Steady state of periodically driven quantum systems
Milan Šindelka, David Gelbwaser-Klimovsky
TL;DR
The paper addresses how periodic driving and coupling to a low-density thermal gas shape the nonequilibrium steady state (NESS) of an open quantum $N$-level system. It introduces a Floquet scattering framework that yields general Floquet thermalization conditions, constraining the transition rates via unitarity of the Floquet S-matrix and T-matrix elements, and deriving a Pauli-rate description for the Floquet populations. A key finding is that at high temperatures ($\beta\to 0$) the NESS becomes uniform, $\wp_j^{\text{NESS}}=1/N$, independent of driving details, due to unitarity enforcing symmetric rate flows; deviations from Boltzmann behavior at high temperature are suppressed unless extra driving symmetries are broken. At low temperatures the NESS generally deviates from thermal equilibrium, and the authors validate their theory with numerical toy models (driven two- and three-level systems) that compute Floquet transition rates and illustrate the approach to thermalized behavior as temperature increases.
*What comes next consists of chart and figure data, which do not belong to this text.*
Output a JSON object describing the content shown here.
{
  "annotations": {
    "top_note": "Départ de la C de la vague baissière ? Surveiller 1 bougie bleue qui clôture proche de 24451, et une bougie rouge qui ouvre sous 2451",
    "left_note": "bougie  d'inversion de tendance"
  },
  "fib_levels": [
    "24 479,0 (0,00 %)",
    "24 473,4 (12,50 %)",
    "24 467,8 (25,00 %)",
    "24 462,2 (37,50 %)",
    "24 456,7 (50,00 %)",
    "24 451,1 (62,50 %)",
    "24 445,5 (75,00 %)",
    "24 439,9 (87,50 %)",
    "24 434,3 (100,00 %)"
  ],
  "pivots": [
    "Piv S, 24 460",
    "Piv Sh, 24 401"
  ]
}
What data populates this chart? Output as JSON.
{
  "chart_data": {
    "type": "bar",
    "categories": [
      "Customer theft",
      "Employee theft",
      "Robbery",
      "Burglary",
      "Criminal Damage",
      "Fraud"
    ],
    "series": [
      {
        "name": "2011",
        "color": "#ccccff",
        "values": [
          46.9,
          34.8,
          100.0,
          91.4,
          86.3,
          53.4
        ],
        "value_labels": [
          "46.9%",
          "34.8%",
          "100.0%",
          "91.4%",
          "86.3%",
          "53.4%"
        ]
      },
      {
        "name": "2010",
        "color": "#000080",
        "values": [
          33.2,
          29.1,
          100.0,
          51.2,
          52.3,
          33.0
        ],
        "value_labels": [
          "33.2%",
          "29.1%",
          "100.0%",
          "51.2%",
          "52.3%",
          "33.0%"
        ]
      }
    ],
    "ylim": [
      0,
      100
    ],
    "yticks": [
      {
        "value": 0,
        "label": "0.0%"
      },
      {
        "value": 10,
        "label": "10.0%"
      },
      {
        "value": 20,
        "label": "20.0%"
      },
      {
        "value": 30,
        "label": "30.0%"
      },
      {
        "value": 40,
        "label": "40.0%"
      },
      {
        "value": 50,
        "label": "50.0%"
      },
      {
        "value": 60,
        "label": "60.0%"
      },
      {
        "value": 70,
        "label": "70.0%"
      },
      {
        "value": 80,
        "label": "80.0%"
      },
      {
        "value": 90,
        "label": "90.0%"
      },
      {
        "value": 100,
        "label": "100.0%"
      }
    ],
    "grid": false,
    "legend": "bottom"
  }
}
Overall, the work provides universal, beyond-Born-Markov constraints on driven open quantum systems and offers a robust toolkit for predicting and testing driven NESS in Floquet-engineered settings.
Abstract
Periodic driving is used to steer physical systems to unique stationary states or nonequilibrium steady states (NESS), producing enhanced properties inaccessible to non-driven systems. For open quantum systems, characterizing the NESS is challenging and existing results are generally limited to specific types of driving and the Born-Markov approximation. Here we go beyond these limits by studying a generic periodically driven $ N$-level quantum system interacting with a low-density thermal gas. Exploiting the framework of Floquet scattering theory, we establish general Floquet thermalization conditions constraining the nature of the NESS and the transition rates. Moreover, we examine theoretically the structure of the NESS in the high temperature limit, and find out that the NESS complies, rather surprisingly, with an uniform probability distribution (predicted by the Boltzmann law) for any driving. Numerical calculations illustrate our theoretical elaborations for a simple toy model.